Franco Vento, uno dei più grandi attaccanti del calcio laziale. Uno così forte che in tanti si chiedono come mai non sia riuscito ad arrivare al grande calcio. In serie D, segnava gol a grappoli. Anche negli anni precedenti al suo approdo a Viterbo, a cavallo tra i Settanta e gli Ottanta.

“Abbandonai la società gialloblù – dice – a metà campionato insieme al portiere Luciani, purtroppo scomparso qualche anno fa. Noi due venivamo da Roma e arrivando alle quattro di pomeriggio, non riuscivamo ad allenarci con la squadra per gran parte del tempo. Eppoi c’erano anche problemi economici.”

E’ il ricordo sintetico di Franco, ma c’è da contestualizzare meglio quella esperienza e quella stagione, sicuramente molto travagliata per la società di Via della Palazzina, che aveva stabilito la propria sede sociale in pieno centro storico, in Via Orologio vecchio, nella stesso palazzo dell’Albergo Antico Angelo.

Vento segnò subito, alla prima partita casalinga contro il Carbonia, concedendo poi il bis contro un’altra formazione sarda, l’Isili, fino all’ultimo, quello realizzato al cospetto dell’Orbetello, con una Viterbese che, via via, faceva esordire diversi giovani, come Briziobello, Panunzi, Cioccolini. Lasciò la Viterbese, come detto, anche per via del lavoro. Fino all’autunno, in qualche modo, si arrangiava, ma quando cominciò a fare capolino la brutta stagione tutto diventò difficile. In più anche il rapporto non buono con il tecnico Rosati ebbe il suo peso nella scelta, per quella mancanza totale di feeling con l’allenatore.

“Peccato – prosegue – perché quella era davvero una squadra forte, che avrebbe potuto centrare la promozione, ma capii che allontanarmi da Roma, in direzione nord, per me sarebbe stato quasi impossibile. Ci riprovò l’anno successivo Oscar Lini (e la Viterbese) a ricercarmi, ma ormai avevo maturato questa convinzione”.

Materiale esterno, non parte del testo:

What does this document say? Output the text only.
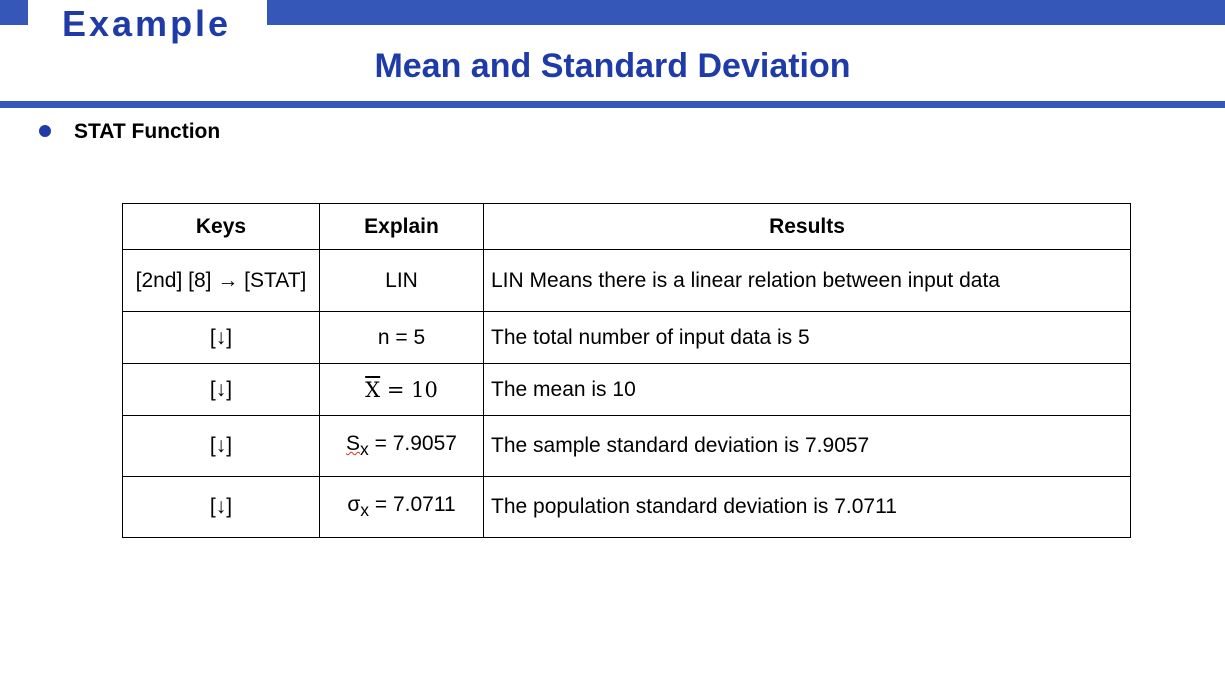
Example
Mean and Standard Deviation
STAT Function
Keys	Explain	Results
[2nd] [8] → [STAT]	LIN	LIN Means there is a linear relation between input data
[↓]	n = 5	The total number of input data is 5
[↓]	$\overline{X} = 10$	The mean is 10
[↓]	$S_x = 7.9057$	The sample standard deviation is 7.9057
[↓]	$\sigma_x = 7.0711$	The population standard deviation is 7.0711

E’ stato un po’ il “fuoriclasse” dei Dilettanti, quella razza di attaccante che, come Lino Carli, Porzia e altri, segnavano a ripetizione e, spesso, facevano le fortune delle società che li tesseravano. Molti si domandarono come mai giocatori di quel calibro non avessero giocato in categorie superiori. Vento ci andò vicino, da giovane. Fece anche un provino a Milano per l’Inter. Lo accompagnò Luciano Moggi, che all’epoca era ancora soltanto un dipendente delle Ferrovie. Sembrava fatta, così come altre volte, in serie B, ma alla fine qualche intoppo ci si metteva sempre. E allora si stufò e – a ventiquattro anni – decise di entrare in banca a lavorare. E si sposò. Pensò addirittura di smetterla con il calcio, perché comunque non era facile conciliare il calcio con l’attività lavorativa. La passione per il calcio, però, prese sempre il sopravvento e decise di continuare, giocando addirittura fino a quaranta anni, prevalentemente facendo la spola tra la capitale e il sud del Lazio. Anche a Gaeta, dove diventò un vero idolo di quel calcio lì, fatto di pacche sulle spalle e di pochi soldi. Pochi, maledetti e subito, però!